Bishop Sleman said that Syrian Christians need financial support from their Western brethren while the Syrian civil war continues, but that in the long term they must "find ways to become self-sufficient and thus be able to stay."

The Syrian conflict has dragged on for 30 months, since demonstrations sprang up nationwide on March 15, 2011 protesting the rule of Bashar al-Assad, Syria's president and leader the country's Ba'ath Party.



In April of that year, the Syrian army began to deploy to put down the uprisings, firing on protesters. Since then, the violence has morphed into a civil war which has claimed the lives of more than 115,000 people.

There are at least 2.1 million Syrian refugees in nearby countries, most of them in Lebanon, Jordan, and Turkey. An additional 4.25 million Syrian people are believed to have been internally displaced by the war.

The protests began as part of the Arab Spring, a wave of demonstrations against governments across the Arab world that began in Tunisia in Dec., 2010.
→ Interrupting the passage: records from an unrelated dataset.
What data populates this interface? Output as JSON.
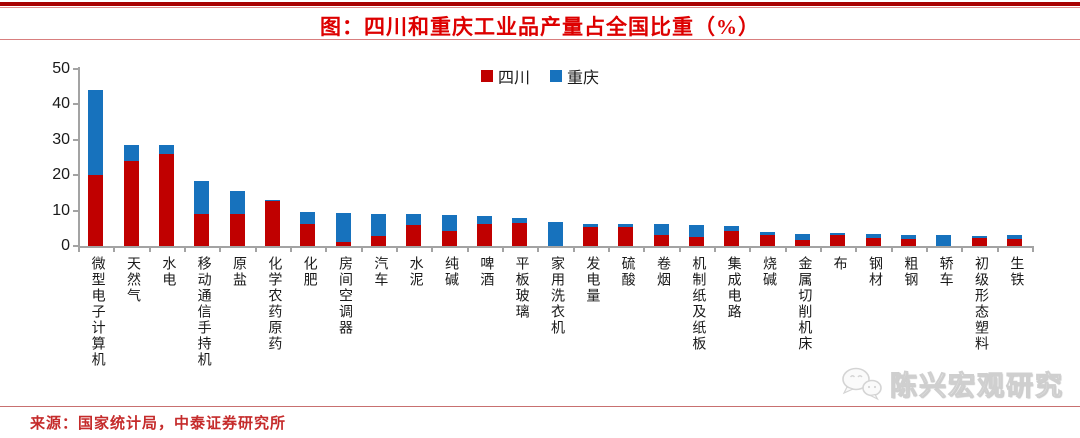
{
  "header": {
    "title": "图：四川和重庆工业品产量占全国比重（%）"
  },
  "legend": {
    "items": [
      {
        "label": "四川",
        "color": "#C00000"
      },
      {
        "label": "重庆",
        "color": "#1772BD"
      }
    ]
  },
  "chart_data": {
    "type": "bar",
    "stacked": true,
    "title": "图：四川和重庆工业品产量占全国比重（%）",
    "categories": [
      "微型电子计算机",
      "天然气",
      "水电",
      "移动通信手持机",
      "原盐",
      "化学农药原药",
      "化肥",
      "房间空调器",
      "汽车",
      "水泥",
      "纯碱",
      "啤酒",
      "平板玻璃",
      "家用洗衣机",
      "发电量",
      "硫酸",
      "卷烟",
      "机制纸及纸板",
      "集成电路",
      "烧碱",
      "金属切削机床",
      "布",
      "钢材",
      "粗钢",
      "轿车",
      "初级形态塑料",
      "生铁"
    ],
    "series": [
      {
        "name": "四川",
        "color": "#C00000",
        "values": [
          20,
          24,
          26,
          9,
          9,
          12.8,
          6.3,
          1,
          2.8,
          6,
          4.2,
          6.3,
          6.5,
          0,
          5.3,
          5.5,
          3.1,
          2.6,
          4.2,
          3,
          1.6,
          3.2,
          2.2,
          2.1,
          0,
          2.3,
          1.9
        ]
      },
      {
        "name": "重庆",
        "color": "#1772BD",
        "values": [
          24,
          4.5,
          2.5,
          9.5,
          6.5,
          0.2,
          3.4,
          8.3,
          6.3,
          3,
          4.6,
          2.2,
          1.3,
          6.8,
          0.9,
          0.8,
          3,
          3.2,
          1.5,
          1,
          1.9,
          0.4,
          1.1,
          1,
          3.2,
          0.5,
          1.2
        ]
      }
    ],
    "xlabel": "",
    "ylabel": "",
    "ylim": [
      0,
      50
    ],
    "yticks": [
      0,
      10,
      20,
      30,
      40,
      50
    ],
    "grid": false,
    "legend_position": "top-center"
  },
  "footer": {
    "source": "来源：国家统计局，中泰证券研究所"
  },
  "watermark": {
    "label": "陈兴宏观研究",
    "icon": "wechat-chat-bubbles-icon"
  }
}
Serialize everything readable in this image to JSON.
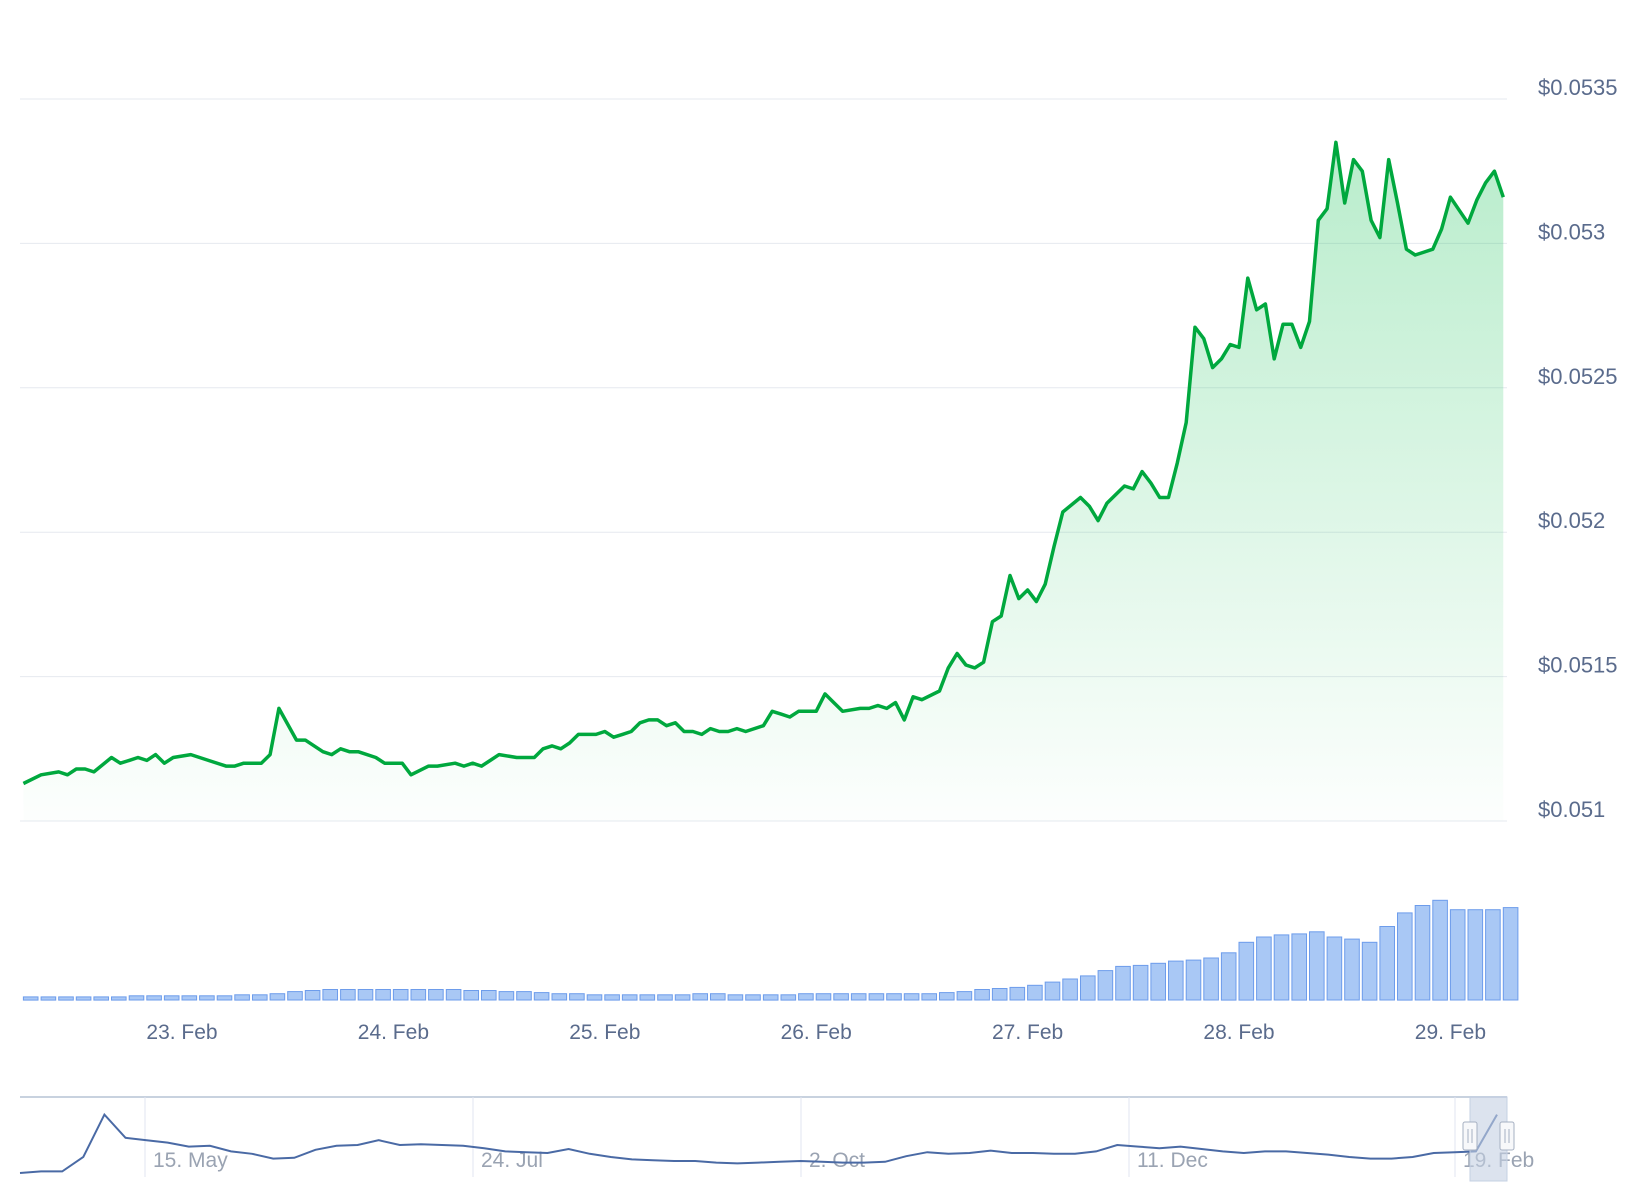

"The Arab spring has been depicted as this clear push for liberty and democracy – but the actual results in Libya, Egypt, and Yemen, for example, are proving otherwise," reflected Bishop Sleman.

The Syrian civil war is being fought among government forces; rebels – including both moderates and Islamists; and Kurds.

Bishop Sleman, whose port city of Latakia in northern Syria has been largely spared the civil war's violence and has thus become a refuge for the internally displaced, lamented that "there has been no real leadership up to this point" among foreign nations putting pressure on dialogue among Syrian factions.

"Right now, in Syria, the story needs to be told that moderate rebels and Islamists have begun fighting each other," he said.

"The world's major powers must intervene – now – to stop Syria from tumbling into utter chaos. I am very worried about the situation," he concluded.

"Nonetheless, I continue to have hope – call it a foolish hope, if you will. But with God everything is possible.